A post about why vertical slices make feature ownership, reviews, tests, and coordination clearer when working with multiple AI agents.

AI agents changed my opinion on vertical slices.

The old preference

For years, I preferred a traditional layered architecture.

Controllers/
Services/
Repositories/
DTOs/
Models/

It makes navigation straightforward. If I need a repository, I know exactly where to look.

The optimization target changed

Then I started working with multiple AI agents, and suddenly the optimization target changed. Imagine one agent implementing Shipping while another implements Billing.

With a layered architecture, they both end up touching controllers, services, repositories, tests, and dependency injection, even though they are working on different features. The implementation of a single feature becomes scattered across the entire project. So does the code review.

Vertical slices fit agent ownership

The model that worked better was organizing the code around features instead of layers. Shipping and Billing stop being scattered concepts that have to be reconstructed from several folders. They become visible parts of the project structure.

Features/
├── Shipping/
│   ├── Controllers/
│   ├── Services/
│   ├── Repositories/
│   └── DTOs/
│
└── Billing/
    ├── Controllers/
    ├── Services/
    ├── Repositories/
    └── DTOs/

Now each agent owns an entire feature, not just a few files spread across the solution. Reviewing changes becomes opening Features/Shipping instead of searching through controllers, services, repositories, DTOs, dependency injection, and tests in different places.

Tests by feature

The same ownership boundary applies to verification. If the implementation belongs to a feature, the tests that prove it works should be organized by that feature too. Otherwise the review still requires jumping between multiple layers within the test project aswell.

Features/
├── Shipping/
│   ├── HTTP/
│   ├── Repository/
│   └── Unit/
│
└── Billing/
    ├── HTTP/
    ├── Repository/
    └── Unit/

Each agent only owns the implementation and everything required to verify it. That keeps the task boundary clear: the agent changes the feature, updates the relevant tests, and leaves the rest of the system alone. Nothing more.

Observable ownership

In a previous post, I argued that event-driven architectures work well with AI because they make behavior observable. I think this is the architectural equivalent.

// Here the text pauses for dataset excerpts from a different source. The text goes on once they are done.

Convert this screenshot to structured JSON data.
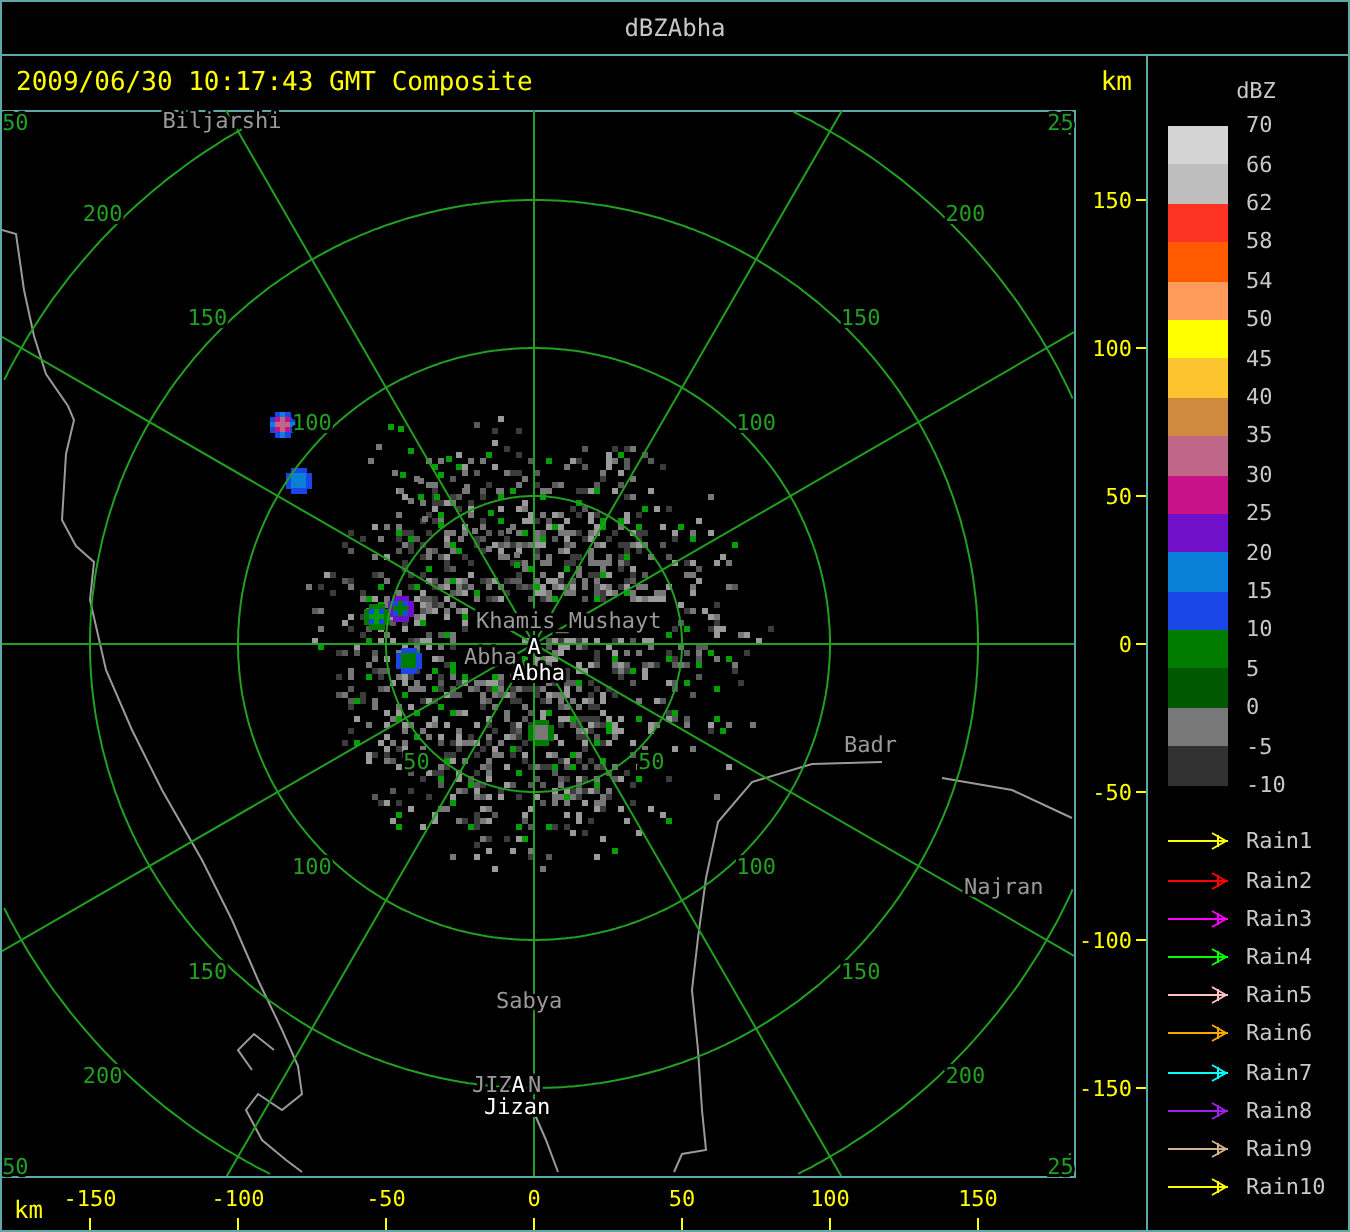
{
  "window": {
    "title": "dBZAbha"
  },
  "header": {
    "timestamp": "2009/06/30 10:17:43 GMT Composite",
    "unit": "km"
  },
  "map": {
    "rings": [
      {
        "labels": [
          "50",
          "50"
        ]
      },
      {
        "labels": [
          "100",
          "100",
          "100",
          "100"
        ]
      },
      {
        "labels": [
          "150",
          "150",
          "150",
          "150"
        ]
      },
      {
        "labels": [
          "200",
          "200",
          "200",
          "200"
        ]
      },
      {
        "labels": [
          "50",
          "25",
          "50",
          "25"
        ]
      }
    ],
    "places": [
      {
        "name": "Biljarshi",
        "kind": "town"
      },
      {
        "name": "Khamis_Mushayt",
        "kind": "town"
      },
      {
        "name": "Abha",
        "kind": "town"
      },
      {
        "name": "A",
        "kind": "marker"
      },
      {
        "name": "Abha",
        "kind": "station"
      },
      {
        "name": "Badr",
        "kind": "town"
      },
      {
        "name": "Najran",
        "kind": "town"
      },
      {
        "name": "Sabya",
        "kind": "town"
      },
      {
        "name": "JIZ",
        "kind": "town"
      },
      {
        "name": "A",
        "kind": "marker"
      },
      {
        "name": "N",
        "kind": "town"
      },
      {
        "name": "Jizan",
        "kind": "station"
      }
    ]
  },
  "x_axis": {
    "unit": "km",
    "ticks": [
      "-150",
      "-100",
      "-50",
      "0",
      "50",
      "100",
      "150"
    ]
  },
  "y_axis": {
    "ticks": [
      "150",
      "100",
      "50",
      "0",
      "-50",
      "-100",
      "-150"
    ]
  },
  "legend": {
    "title": "dBZ",
    "labels": [
      "70",
      "66",
      "62",
      "58",
      "54",
      "50",
      "45",
      "40",
      "35",
      "30",
      "25",
      "20",
      "15",
      "10",
      "5",
      "0",
      "-5",
      "-10"
    ],
    "bands": [
      {
        "color": "#d4d4d4"
      },
      {
        "color": "#bebebe"
      },
      {
        "color": "#ff3322"
      },
      {
        "color": "#ff5a00"
      },
      {
        "color": "#ff9a5a"
      },
      {
        "color": "#ffff00"
      },
      {
        "color": "#fcc52f"
      },
      {
        "color": "#d08a40"
      },
      {
        "color": "#c06688"
      },
      {
        "color": "#c8128a"
      },
      {
        "color": "#7010c8"
      },
      {
        "color": "#0a80d8"
      },
      {
        "color": "#1a46e8"
      },
      {
        "color": "#007c00"
      },
      {
        "color": "#005800"
      },
      {
        "color": "#787878"
      },
      {
        "color": "#323232"
      }
    ]
  },
  "rain_legend": [
    {
      "label": "Rain1",
      "color": "#ffff00"
    },
    {
      "label": "Rain2",
      "color": "#ff0000"
    },
    {
      "label": "Rain3",
      "color": "#ff00ff"
    },
    {
      "label": "Rain4",
      "color": "#00ff00"
    },
    {
      "label": "Rain5",
      "color": "#ffc0c0"
    },
    {
      "label": "Rain6",
      "color": "#ffa500"
    },
    {
      "label": "Rain7",
      "color": "#00ffff"
    },
    {
      "label": "Rain8",
      "color": "#a020f0"
    },
    {
      "label": "Rain9",
      "color": "#d2b48c"
    },
    {
      "label": "Rain10",
      "color": "#ffff00"
    }
  ]
}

Vertical slices make ownership immediately observable. You immediately know which agent owns a feature, where to review its changes, and where its tests live.

The existing workflow pays off again

The interesting part is that vertical slices were not designed for AI. They were designed to improve cohesion. Agentic development simply exposes the same problems again: Agents need to coordinate with each other just like humans do.

The less coordination your architecture requires, the better it works for humans and AI alike.